While online evaluation provides live feedback, **offline evaluation** is crucial for systematically testing your agent against a benchmark dataset before deployment or during development iterations. This helps ensure quality and reliability. 

In a typical offline evaluation workflow with Langfuse Datasets:
1.  You prepare a benchmark dataset in Langfuse. Each dataset item consists of an input (e.g., a question) and optionally an expected output or other metadata.
2.  You iterate through the dataset items, running your Bedrock Agent for each input.
3.  You link each agent execution (which is a Langfuse trace) back to the corresponding dataset item in Langfuse.
4.  Optionally, you can add scores (e.g., for correctness, relevance) to these linked runs, either manually or using automated methods like [Model-Based Evals](/docs/scores/model-based-evals). Langfuse then enables you to compare performance across different evaluation runs.

### Step 3.2: Define Agent Function for Dataset Item Processing

We define a function `run_agent_on_dataset_item` that takes a dataset item's input, invokes the Bedrock agent using our instrumented function `invoke_bedrock_agent_instrumented`, and returns the trace ID and the agent's output.

In [None]:
def my_agent(question):      
        
        # Generate a custom trace ID
        trace_id = str(uuid.uuid4())

        response = invoke_bedrock_agent(
            inputText=question,
            agentId=agentId,
            agentAliasId=agentAliasId,
            sessionId=sessionId,
            show_traces=True,
            SAVE_TRACE_LOGS=True,
            userId=userId,
            tags=tags,
            trace_id=trace_id,
            project_name=project_name,
            environment=environment,
            langfuse_public_key=os.environ.get('LANGFUSE_PUBLIC_KEY'),
            langfuse_secret_key=os.environ.get('LANGFUSE_SECRET_KEY'),
            langfuse_api_url=os.environ.get('LANGFUSE_HOST'),
            streaming=False,
            model_id=agent_model_id,
        )        

        return trace_id, response['extracted_completion']
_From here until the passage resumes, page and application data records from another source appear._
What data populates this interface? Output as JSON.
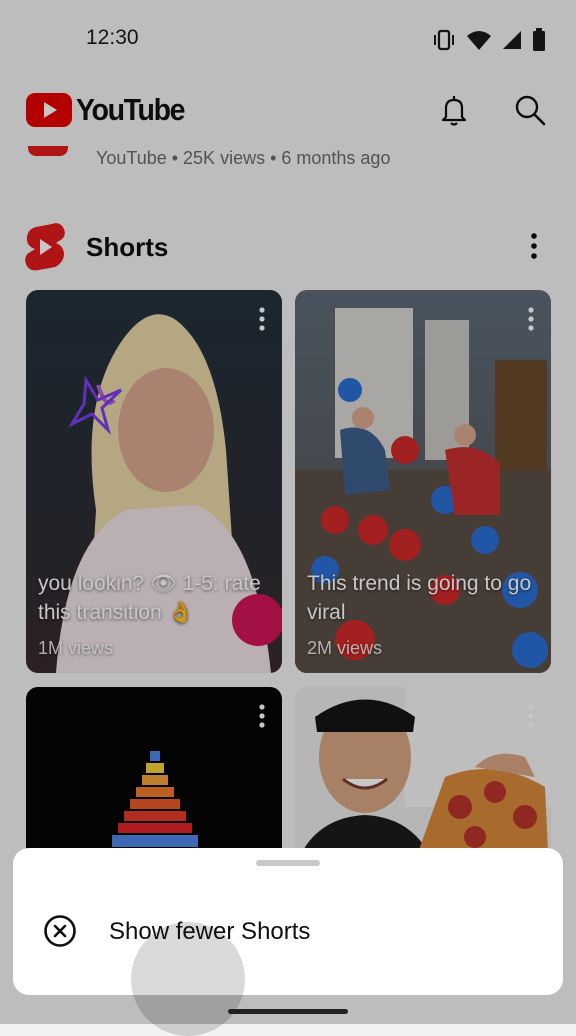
{
  "status_bar": {
    "time": "12:30"
  },
  "header": {
    "app_name": "YouTube"
  },
  "previous_video": {
    "meta": "YouTube • 25K views • 6 months ago"
  },
  "shorts": {
    "title": "Shorts",
    "cards": [
      {
        "title": "you lookin? 👁 1-5: rate this transition 👌",
        "views": "1M views"
      },
      {
        "title": "This trend is going to go viral",
        "views": "2M views"
      },
      {
        "title": "",
        "views": ""
      },
      {
        "title": "",
        "views": ""
      }
    ]
  },
  "bottom_sheet": {
    "option_label": "Show fewer Shorts"
  },
  "icons": [
    "vibrate-icon",
    "wifi-icon",
    "cell-signal-icon",
    "battery-icon",
    "youtube-logo-icon",
    "bell-icon",
    "search-icon",
    "shorts-logo-icon",
    "more-vert-icon",
    "close-circle-icon"
  ],
  "colors": {
    "brand_red": "#FF0000",
    "shorts_red": "#E21B1B"
  }
}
### Step 3.3: Run Agent on Dataset and Link Traces to Langfuse

Finally, we fetch a dataset from Langfuse and then iterate through each item in the dataset. 
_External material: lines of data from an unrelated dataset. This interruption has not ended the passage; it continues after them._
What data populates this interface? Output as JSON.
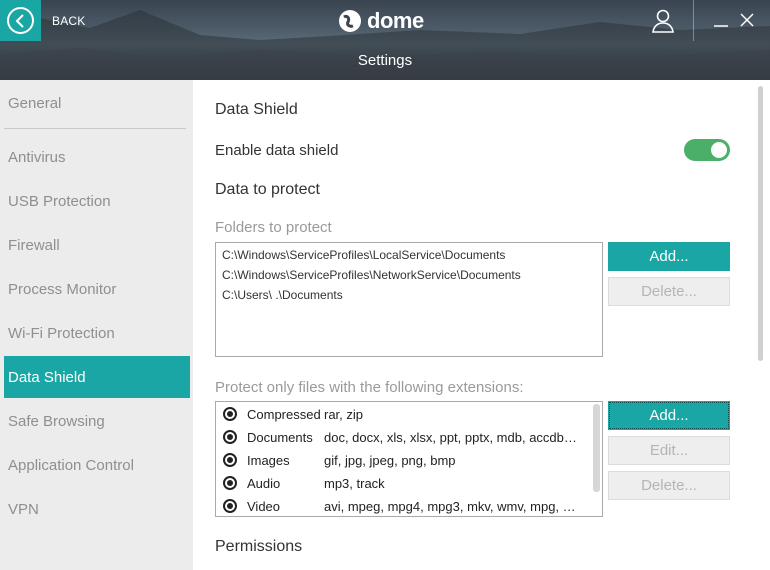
{
  "header": {
    "back_label": "BACK",
    "logo_text": "dome",
    "title": "Settings"
  },
  "sidebar": {
    "items": [
      {
        "label": "General"
      },
      {
        "label": "Antivirus"
      },
      {
        "label": "USB Protection"
      },
      {
        "label": "Firewall"
      },
      {
        "label": "Process Monitor"
      },
      {
        "label": "Wi-Fi Protection"
      },
      {
        "label": "Data Shield",
        "active": true
      },
      {
        "label": "Safe Browsing"
      },
      {
        "label": "Application Control"
      },
      {
        "label": "VPN"
      }
    ]
  },
  "main": {
    "section_title": "Data Shield",
    "enable_label": "Enable data shield",
    "enable_on": true,
    "data_to_protect": "Data to protect",
    "folders_label": "Folders to protect",
    "folders": [
      "C:\\Windows\\ServiceProfiles\\LocalService\\Documents",
      "C:\\Windows\\ServiceProfiles\\NetworkService\\Documents",
      "C:\\Users\\      .\\Documents"
    ],
    "folder_buttons": {
      "add": "Add...",
      "delete": "Delete..."
    },
    "extensions_label": "Protect only files with the following extensions:",
    "extensions": [
      {
        "name": "Compressed",
        "types": "rar, zip"
      },
      {
        "name": "Documents",
        "types": "doc, docx, xls, xlsx, ppt, pptx, mdb, accdb, p..."
      },
      {
        "name": "Images",
        "types": "gif, jpg, jpeg, png, bmp"
      },
      {
        "name": "Audio",
        "types": "mp3, track"
      },
      {
        "name": "Video",
        "types": "avi, mpeg, mpg4, mpg3, mkv, wmv, mpg, mp4"
      }
    ],
    "extension_buttons": {
      "add": "Add...",
      "edit": "Edit...",
      "delete": "Delete..."
    },
    "permissions": "Permissions"
  },
  "colors": {
    "accent": "#1aa6a4",
    "toggle_on": "#4caf69"
  }
}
Finally, `langfuse.flush()` ensures all trace data and linkage information are sent to Langfuse.

In [None]:
from langfuse import Langfuse
langfuse = Langfuse()

dataset = langfuse.get_dataset('dataset-restaurant-agent')

for item in dataset.items:

    trace_id, output = my_agent(item.input["text"])

    # link the execution trace to the dataset item and give it a run_name
    item.link(
        trace_or_observation = langfuse.trace(id = trace_id),
        run_name = "run_test",
        run_description="my dataset run", # optional
        run_metadata={ "model": "gpt-4.5-preview" } # optional
    )

langfuse.flush()

### Step 3.4: Analyze Results in Langfuse

After running the evaluation, navigate to your project in Langfuse. In the 'Datasets' section, select your dataset. You will find your evaluation run listed under the 'Runs' tab for that dataset.

Langfuse helps you compare these runs based on the captured traces and associated scores. You can set up [Model-Based Evals](/docs/scores/model-based-evals) in Langfuse to automatically assess aspects like correctness against expected answers (if your dataset includes them) or other quality dimensions based on LLM-as-a-judge.